Build and run on Qiskit

Compile to a Qiskit QuantumCircuit and run.
from b01t import QiskitBackend

prog = grover_search.build(("sys", 2))
backend = QiskitBackend()
qc = backend.emit(prog)

from qiskit import transpile
from qiskit_aer import AerSimulator

sim = AerSimulator()
result = sim.run(transpile(qc, sim), shots=1024).result()
print(result.get_counts())
# Expect '11' to dominate (probability ~1.0 after 2 iterations on N=4)

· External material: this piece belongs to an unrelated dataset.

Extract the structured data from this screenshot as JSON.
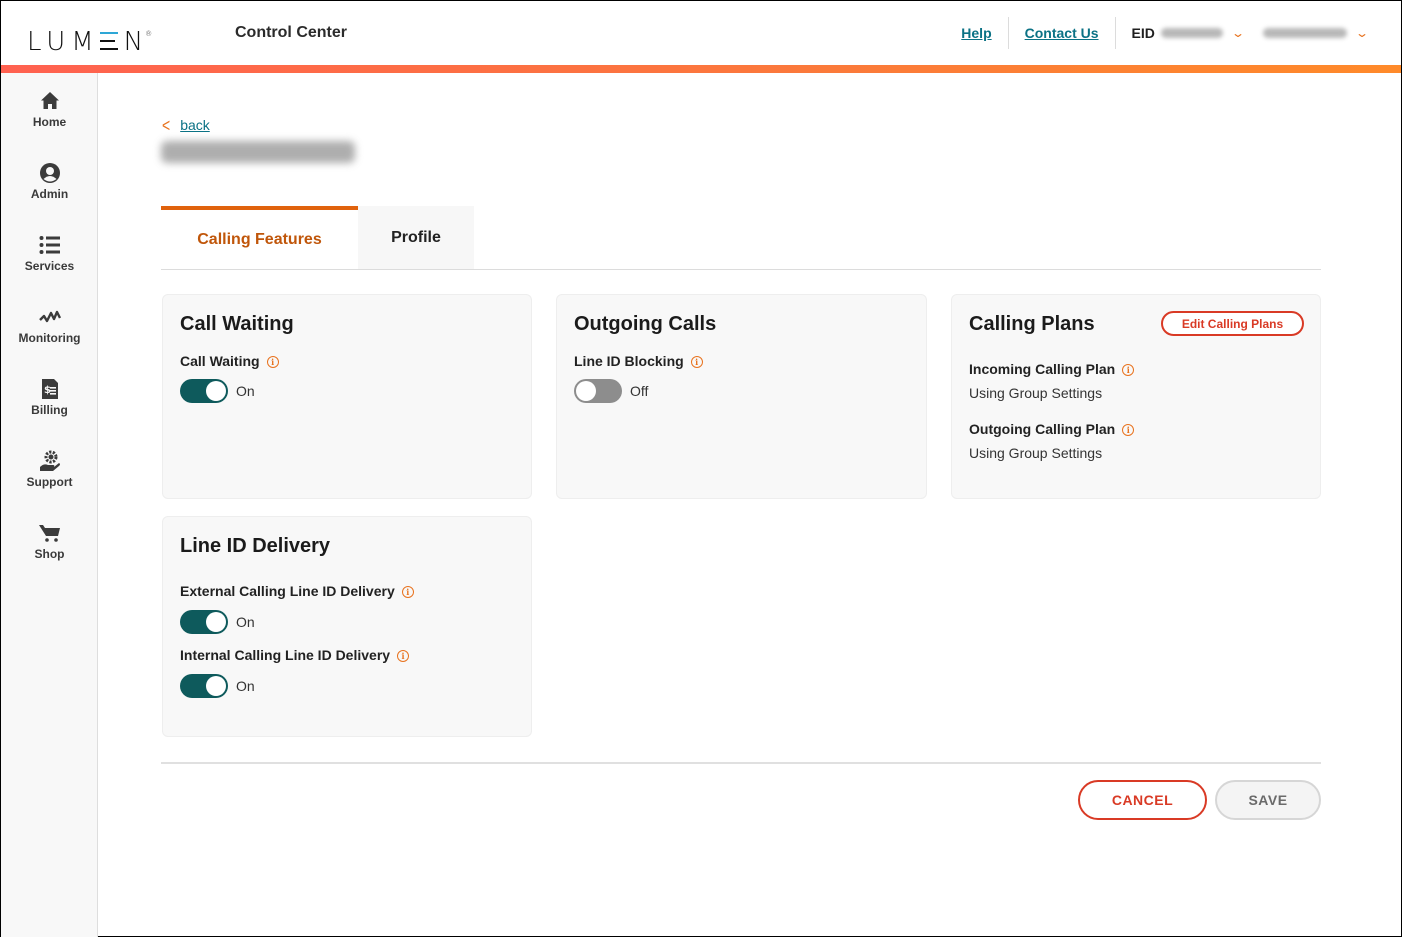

Using zoo components directly

If you prefer to use the zoo’s make_phase_oracle and diffusion_operator directly rather than inlining gate sequences, you can call them inside a @coherent host:
from b01t import QReg, coherent, h, measure_all, adaptive, repeat
from b01t.zoo.grover import make_phase_oracle, diffusion_operator

oracle = make_phase_oracle([1, 1])  # marks |11>

@coherent
def grover_step(sys: QReg):
    oracle(sys)
    diffusion_operator(sys)

@adaptive
def grover_search(sys: QReg):
    for q in sys:
        h(q)
    repeat(2, lambda: grover_step(sys))
    return measure_all(sys)
The @coherent decorator cannot be used directly inside @adaptive. Wrap your @coherent Grover step in a @parametric function, or inline the gate sequences as shown in the full example above.

Scaling to more qubits

make_phase_oracle and diffusion_operator both scale to any number of qubits. For n qubits you typically want ⌊π/4 · √(2^n)⌋ iterations:
import math
from b01t import QReg, coherent, adaptive, h, measure_all, repeat
from b01t.zoo.grover import make_phase_oracle, diffusion_operator

n = 4
target = [1, 0, 1, 1]  # search for |1011>
oracle = make_phase_oracle(target)

@coherent
def step(sys: QReg):
    oracle(sys)
    diffusion_operator(sys)

num_iters = max(1, int(math.pi / 4 * math.sqrt(1 << n)))

@adaptive
def search(sys: QReg):
    for q in sys:
        h(q)
    repeat(num_iters, lambda: step(sys))
    return measure_all(sys)
For multi-qubit oracles, b01t allocates exactly one ancilla qubit via compute/phase/uncompute — the circuit width grows by only 1 qubit regardless of n.